Three of the UK’s leading technology innovation, research and testing centres are working together on a joint project to test and analyse components in wave and tidal devices, to better understand issues around component reliability, improve performance and ultimately reduce the cost of marine energy.
The Offshore Renewable Energy (ORE) Catapult is working with the European Marine Energy Centre (EMEC) and the University of Strathclyde’s Advanced Forming Research Centre (ARFC), part of the High Value Manufacturing (HVM) Catapult, to build a database identifying the common failure mechanisms of components.
EMEC will undertake a ‘forensic analysis’ of a variety of components that have failed to some degree across a range of wave and tidal energy devices, with AFRC providing support around component testing.
The resulting report will be made available to support the sector in engineering design
choices around components and materials.
The UK’s wave and tidal industry is strategically important to the UK economy, and could be worth around £76bn cumulatively by 2050 . However, in the highly energetic marine environment, component failure contributes to high industry costs, which must be reduced if the industry is to move towards commercialisation and compete effectively with other sources of energy supply.
This project is the first under a new Collaboration Agreement between ORE Catapult and EMEC. ORE Catapult’s Elaine Buck was seconded to EMEC in August 2014 to identify common areas in which the two organisations could pool their resources and work together on a series of practical projects designed to support the wave and tidal industry in the UK and abroad.
ORE Catapult’s Strategy & Commercialisation Director Dr Stephen Wyatt said: “Through our collaboration with EMEC, we are able to provide a much more joined up approach to supporting the UK’s wave and tidal sector, pooling our common expertise and test and demonstration assets to tackle some of the key technology innovation challenges facing the sector today.
“This particular project also gives us the opportunity to work cross-Catapult with our colleagues at AFRC, part of the HVM Catapult, and other experts in the field who will help us get to the root cause of common industry failures.”

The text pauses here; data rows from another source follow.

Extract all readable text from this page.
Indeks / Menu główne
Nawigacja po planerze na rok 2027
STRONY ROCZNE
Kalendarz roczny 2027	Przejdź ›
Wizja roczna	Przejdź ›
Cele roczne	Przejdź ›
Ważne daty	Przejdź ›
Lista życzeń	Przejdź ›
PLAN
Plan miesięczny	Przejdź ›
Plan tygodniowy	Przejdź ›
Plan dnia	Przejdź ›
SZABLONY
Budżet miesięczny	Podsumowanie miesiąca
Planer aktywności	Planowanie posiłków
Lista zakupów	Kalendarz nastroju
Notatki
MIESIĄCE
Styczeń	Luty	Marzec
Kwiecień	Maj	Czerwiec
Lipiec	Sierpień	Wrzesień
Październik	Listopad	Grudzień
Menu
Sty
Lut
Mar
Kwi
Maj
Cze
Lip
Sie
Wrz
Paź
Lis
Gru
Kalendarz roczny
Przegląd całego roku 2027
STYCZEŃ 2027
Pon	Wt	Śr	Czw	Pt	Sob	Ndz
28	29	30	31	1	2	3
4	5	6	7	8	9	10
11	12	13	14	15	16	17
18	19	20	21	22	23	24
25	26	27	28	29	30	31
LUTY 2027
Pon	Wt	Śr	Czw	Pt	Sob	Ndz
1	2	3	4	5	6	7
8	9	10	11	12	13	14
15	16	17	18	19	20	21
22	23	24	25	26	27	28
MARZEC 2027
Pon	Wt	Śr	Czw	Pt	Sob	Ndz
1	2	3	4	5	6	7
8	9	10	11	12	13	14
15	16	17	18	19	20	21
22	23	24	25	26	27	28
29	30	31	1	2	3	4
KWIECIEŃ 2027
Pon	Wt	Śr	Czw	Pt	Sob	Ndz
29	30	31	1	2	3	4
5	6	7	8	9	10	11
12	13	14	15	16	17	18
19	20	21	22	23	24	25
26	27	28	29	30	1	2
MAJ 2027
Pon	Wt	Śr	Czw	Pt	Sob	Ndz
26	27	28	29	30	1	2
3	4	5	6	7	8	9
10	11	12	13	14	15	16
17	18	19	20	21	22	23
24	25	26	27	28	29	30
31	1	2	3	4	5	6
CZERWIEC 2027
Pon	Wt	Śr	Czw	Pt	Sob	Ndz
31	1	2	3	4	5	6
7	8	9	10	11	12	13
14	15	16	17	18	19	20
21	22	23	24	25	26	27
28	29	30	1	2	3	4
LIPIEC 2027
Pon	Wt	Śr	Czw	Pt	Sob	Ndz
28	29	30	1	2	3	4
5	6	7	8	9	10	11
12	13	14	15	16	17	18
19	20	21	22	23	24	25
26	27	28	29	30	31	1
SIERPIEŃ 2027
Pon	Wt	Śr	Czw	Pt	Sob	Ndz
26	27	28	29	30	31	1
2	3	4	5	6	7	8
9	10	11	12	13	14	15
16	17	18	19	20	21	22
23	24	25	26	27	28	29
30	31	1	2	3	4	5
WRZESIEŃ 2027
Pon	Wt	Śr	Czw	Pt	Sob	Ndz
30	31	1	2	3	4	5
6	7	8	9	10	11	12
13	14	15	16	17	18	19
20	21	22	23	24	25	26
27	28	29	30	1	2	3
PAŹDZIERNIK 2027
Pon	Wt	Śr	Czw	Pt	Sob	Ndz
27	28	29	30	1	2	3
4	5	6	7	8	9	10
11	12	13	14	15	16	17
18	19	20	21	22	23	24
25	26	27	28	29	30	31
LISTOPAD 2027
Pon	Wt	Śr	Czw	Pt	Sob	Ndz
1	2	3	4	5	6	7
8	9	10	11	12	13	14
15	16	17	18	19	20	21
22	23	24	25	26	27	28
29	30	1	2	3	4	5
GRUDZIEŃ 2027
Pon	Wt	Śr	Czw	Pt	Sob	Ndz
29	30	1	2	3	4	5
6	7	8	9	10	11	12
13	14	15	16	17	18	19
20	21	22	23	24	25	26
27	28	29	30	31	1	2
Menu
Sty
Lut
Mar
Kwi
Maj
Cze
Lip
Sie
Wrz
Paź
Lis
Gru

Dr Jennifer Norris, EMEC’s Research Director, added: “At the moment, some of the components being used in marine energy converters are being tested for the first time – at least for the purpose of generating electricity from marine energy – in challenging high energy real sea conditions. Many of the marine energy developers have experienced issues with component failures on their devices. Using off-the-shelf components can, of course, be the most efficient option when those components can cope with the challenges associated with marine energy capture, but sometimes these components – which have often been designed for use in different environments – cannot cope.
“The developers testing with us at EMEC collectively have the most experience in the world of the challenges, successes and failures of marine energy deployment and operation. By gathering failed components from a range of devices and looking at them in more detail at a variety of Technology Readiness Level (TRL) stages, this project will assist technology developers in the selection of appropriate components thereby improving efficiency and ultimately lowering the cost of energy.
“EMEC’s unique position will ensure that essential lessons learned from the early-stage deployments are shared with the rest of the sector, whilst protecting the intellectual property of the developers themselves, enabling the industry to progress more efficiently to commercialisation.”
In the coming weeks EMEC and AFRC will host a workshop, focusing on component testing. The workshop will target renewables developers, manufacturers and the supply chain for component production, and will cover a number of aspects of component testing including material selection and metallurgy, manufacturing methods, and opportunities for conducting component evaluation.